La roue tourne, comme ce moulin arc-en-ciel, planté dans le jardin. Une fois à l’envers, une fois à l’endroit, il hésite, s’immobilise une seconde et repart dans l’autre sens.

Je vois Simon qui tourne sur lui-même comme une toupie, les bras écartés, au milieu du champ, jusqu’à s’étourdir, jusqu’à tomber à la renverse.
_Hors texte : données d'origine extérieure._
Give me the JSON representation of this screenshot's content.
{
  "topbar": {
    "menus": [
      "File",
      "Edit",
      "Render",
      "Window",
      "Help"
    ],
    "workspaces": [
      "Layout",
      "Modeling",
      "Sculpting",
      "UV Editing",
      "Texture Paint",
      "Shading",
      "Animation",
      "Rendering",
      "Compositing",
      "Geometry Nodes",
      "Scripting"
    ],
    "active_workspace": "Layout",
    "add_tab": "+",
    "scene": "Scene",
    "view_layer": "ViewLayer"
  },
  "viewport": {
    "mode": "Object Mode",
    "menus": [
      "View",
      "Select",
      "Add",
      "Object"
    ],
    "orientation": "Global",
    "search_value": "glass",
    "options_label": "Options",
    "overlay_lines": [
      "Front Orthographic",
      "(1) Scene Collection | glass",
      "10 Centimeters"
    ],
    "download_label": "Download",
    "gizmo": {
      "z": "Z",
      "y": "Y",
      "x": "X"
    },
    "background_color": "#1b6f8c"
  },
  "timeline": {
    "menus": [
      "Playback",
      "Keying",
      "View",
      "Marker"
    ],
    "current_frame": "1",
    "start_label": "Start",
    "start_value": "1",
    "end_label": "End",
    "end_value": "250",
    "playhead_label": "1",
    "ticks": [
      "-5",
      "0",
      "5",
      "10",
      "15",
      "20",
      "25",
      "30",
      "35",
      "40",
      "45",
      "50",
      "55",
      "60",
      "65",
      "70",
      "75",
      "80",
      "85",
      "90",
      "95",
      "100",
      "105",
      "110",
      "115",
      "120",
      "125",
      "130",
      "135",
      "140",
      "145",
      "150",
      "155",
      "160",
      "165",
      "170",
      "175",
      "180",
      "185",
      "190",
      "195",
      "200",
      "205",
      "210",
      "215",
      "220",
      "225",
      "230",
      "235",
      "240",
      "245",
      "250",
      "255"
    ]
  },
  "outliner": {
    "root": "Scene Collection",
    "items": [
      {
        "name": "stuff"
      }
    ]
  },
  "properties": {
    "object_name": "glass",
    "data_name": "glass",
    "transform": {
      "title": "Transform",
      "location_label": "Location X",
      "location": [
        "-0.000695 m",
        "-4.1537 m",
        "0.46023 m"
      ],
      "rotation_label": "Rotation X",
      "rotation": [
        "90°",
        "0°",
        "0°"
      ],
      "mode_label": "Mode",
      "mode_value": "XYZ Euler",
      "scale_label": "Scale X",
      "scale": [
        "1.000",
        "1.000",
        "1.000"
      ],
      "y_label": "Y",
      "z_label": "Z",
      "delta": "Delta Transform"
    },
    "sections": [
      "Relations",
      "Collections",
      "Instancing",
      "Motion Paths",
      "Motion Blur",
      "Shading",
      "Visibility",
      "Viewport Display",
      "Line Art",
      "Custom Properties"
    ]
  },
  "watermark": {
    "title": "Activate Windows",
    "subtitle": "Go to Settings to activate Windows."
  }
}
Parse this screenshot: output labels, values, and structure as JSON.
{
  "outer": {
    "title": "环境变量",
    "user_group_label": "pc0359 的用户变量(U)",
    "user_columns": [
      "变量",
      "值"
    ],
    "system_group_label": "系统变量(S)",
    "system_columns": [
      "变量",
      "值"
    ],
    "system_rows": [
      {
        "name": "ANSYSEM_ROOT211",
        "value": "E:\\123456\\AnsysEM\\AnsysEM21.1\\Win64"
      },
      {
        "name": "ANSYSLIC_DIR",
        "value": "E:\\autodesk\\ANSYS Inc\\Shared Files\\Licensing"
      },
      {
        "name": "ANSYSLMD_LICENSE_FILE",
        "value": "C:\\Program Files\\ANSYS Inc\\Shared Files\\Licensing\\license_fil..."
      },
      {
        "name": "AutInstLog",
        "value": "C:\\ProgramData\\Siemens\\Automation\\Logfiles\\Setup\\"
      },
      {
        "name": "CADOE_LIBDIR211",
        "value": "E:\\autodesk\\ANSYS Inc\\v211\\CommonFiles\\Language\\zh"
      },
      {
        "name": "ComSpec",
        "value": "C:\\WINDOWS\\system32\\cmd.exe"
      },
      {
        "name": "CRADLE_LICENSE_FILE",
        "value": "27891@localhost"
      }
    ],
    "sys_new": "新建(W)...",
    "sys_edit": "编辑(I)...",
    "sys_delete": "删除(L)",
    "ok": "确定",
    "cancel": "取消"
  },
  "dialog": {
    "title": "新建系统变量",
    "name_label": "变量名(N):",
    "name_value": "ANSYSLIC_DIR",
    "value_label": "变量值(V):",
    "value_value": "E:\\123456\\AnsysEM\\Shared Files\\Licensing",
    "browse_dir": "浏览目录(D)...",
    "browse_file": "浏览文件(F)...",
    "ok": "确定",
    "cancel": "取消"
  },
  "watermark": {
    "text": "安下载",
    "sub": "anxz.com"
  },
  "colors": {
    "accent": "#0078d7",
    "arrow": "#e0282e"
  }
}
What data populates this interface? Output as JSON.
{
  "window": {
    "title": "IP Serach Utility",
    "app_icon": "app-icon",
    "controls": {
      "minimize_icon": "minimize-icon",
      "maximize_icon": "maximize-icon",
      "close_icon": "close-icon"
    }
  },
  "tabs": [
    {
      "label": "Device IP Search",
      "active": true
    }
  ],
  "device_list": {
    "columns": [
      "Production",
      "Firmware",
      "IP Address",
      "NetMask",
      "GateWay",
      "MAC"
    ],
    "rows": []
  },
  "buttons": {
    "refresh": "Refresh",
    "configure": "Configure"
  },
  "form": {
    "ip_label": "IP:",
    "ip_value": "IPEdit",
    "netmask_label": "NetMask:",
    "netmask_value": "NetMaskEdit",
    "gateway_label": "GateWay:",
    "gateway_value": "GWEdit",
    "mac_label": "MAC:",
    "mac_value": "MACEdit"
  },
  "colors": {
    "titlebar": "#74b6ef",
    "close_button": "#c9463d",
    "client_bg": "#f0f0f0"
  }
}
Je voudrais ouvrir les yeux, couchée dans l’herbe, regarder la course des nuages et voir le monde d’en bas, sens dessus dessous, me sentir toute petite et respirer les odeur de la terre et de l’herbe coupée, le cœur qui bat à tout rompre, comme s’il allait exploser ; Me laisser aller en faisant la planche, par temps calme, le bruit de l’océan dans les oreilles, une étoile de mer, des éclaboussures, des cris, de l’eau dans les yeux, pas moyen d’être tranquille cinq minutes. Il faut aller chercher des bigorneaux dans les rochers, et des chapeaux de gendarme. Et puis il y a le phare, je l’avais oublié, tenir ma promesse.

Le phare droit devant. En passant le seuil de la maison, j’ai fixé le phare et j’ai fermé les yeux.

Le phare, 365 marches, 365 jours, un autre cycle. Une marche par jour, un palier de plus. Et après ? Après le ciel immense, le cri des mouettes, un petit vertige en regardant vers le bas, tout ce chemin…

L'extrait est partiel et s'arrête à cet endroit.